ACE inhibitors had previously been shown to improve exercise tolerance in people with heart failure. Researchers thought this effect was related to the drug’s positive action on the cardiovascular system.
To test a theory that the drugs can affect muscle function, Onder and colleagues analyzed data from the Women’s Health and Aging Study (WHAS), started in 1991 by the National Institute on Aging (NIA) through a contract with Johns Hopkins University School of Medicine.
"The finding that medication use is associated with maintenance of walking ability in a group of partially disabled women is exciting," said Dr. Richard Havlik, M.D., MPH, Chief of NIA’s Laboratory of Epidemiology, Demography, and Biometry. "If the result is replicated in further research it could lead to a valuable intervention."

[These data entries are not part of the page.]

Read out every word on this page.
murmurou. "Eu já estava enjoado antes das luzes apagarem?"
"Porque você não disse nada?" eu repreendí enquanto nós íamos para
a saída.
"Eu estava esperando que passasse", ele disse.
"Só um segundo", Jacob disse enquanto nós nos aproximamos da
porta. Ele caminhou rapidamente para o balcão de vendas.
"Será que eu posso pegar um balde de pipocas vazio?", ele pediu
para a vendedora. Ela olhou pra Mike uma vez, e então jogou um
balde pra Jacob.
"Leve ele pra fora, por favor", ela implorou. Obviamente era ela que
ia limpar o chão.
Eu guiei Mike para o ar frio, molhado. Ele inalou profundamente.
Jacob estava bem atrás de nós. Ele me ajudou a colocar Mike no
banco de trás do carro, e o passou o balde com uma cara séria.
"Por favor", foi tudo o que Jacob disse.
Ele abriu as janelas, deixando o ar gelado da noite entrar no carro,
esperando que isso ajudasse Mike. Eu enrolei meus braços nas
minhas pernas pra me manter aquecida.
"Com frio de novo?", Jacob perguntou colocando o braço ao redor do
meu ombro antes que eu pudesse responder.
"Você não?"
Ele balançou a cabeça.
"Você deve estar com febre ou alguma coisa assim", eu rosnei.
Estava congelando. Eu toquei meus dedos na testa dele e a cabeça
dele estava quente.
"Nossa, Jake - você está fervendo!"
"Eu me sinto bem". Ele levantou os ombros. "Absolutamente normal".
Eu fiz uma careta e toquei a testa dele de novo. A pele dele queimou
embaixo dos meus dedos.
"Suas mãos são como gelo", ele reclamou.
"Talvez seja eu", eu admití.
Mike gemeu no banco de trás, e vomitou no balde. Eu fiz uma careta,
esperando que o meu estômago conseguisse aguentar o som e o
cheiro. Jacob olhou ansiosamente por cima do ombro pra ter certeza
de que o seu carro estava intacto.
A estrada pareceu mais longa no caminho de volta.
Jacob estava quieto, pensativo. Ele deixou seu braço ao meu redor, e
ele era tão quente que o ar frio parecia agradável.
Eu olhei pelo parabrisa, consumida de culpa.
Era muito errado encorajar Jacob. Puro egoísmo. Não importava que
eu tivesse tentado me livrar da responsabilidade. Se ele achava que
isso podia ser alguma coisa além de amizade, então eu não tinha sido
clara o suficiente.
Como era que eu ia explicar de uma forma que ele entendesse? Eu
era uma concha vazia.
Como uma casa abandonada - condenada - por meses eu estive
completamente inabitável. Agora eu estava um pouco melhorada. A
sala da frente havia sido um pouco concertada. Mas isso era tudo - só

For the study, muscle strength and walking speed were measured over a three-year period in older women with hypertension. While seated in a chair, participants extended their knees, pushing as hard as they could against a device to measure the force. Walking speed was evaluated by walking for four meters.
Participants who continuously took ACE inhibitors had a significantly lower average decline in muscle strength (-2.2 lb) over the three years, as compared to continued/intermittent users of other antihypertensive drugs (-8.2 lb) and to never users of antihypertensive drugs (-8.6 lb). The average three-year decline in walking speed among ACE inhibitor users was 10 times lower than among the other groups.
“The effect needs to be confirmed by additional research,” said Onder. “But it points to the possibility of ACE inhibitors being used as a first-line therapy for hypertension in older adults. Currently, these drugs are recommended only in certain situations.”
Onder and colleagues plan to extend their research to include older men.
ACE (angiotensin converting enzyme) inhibitors include such drugs as Accupril, Captopril and Vasotec. They help reduce hypertension by blocking a protein that constricts blood vessels. Theories for how they could also impact muscle include the possibility that they can improve muscle efficiency, change a protein in muscle cells that makes them more resistant to fatigue, increase blood flow to muscles, and reduce inflammation that results in muscle wasting.
WHAS was initiated by NIA to better understand the causes and course of disability in older women. It was a prospective, observational study of 1,002 women age 65 years and older who were moderately to severely disabled, but not severely cognitively impaired, at study entry. These women represented the approximately one-third most disabled older women living in the community. These data were obtained from November 1992 to February 1995.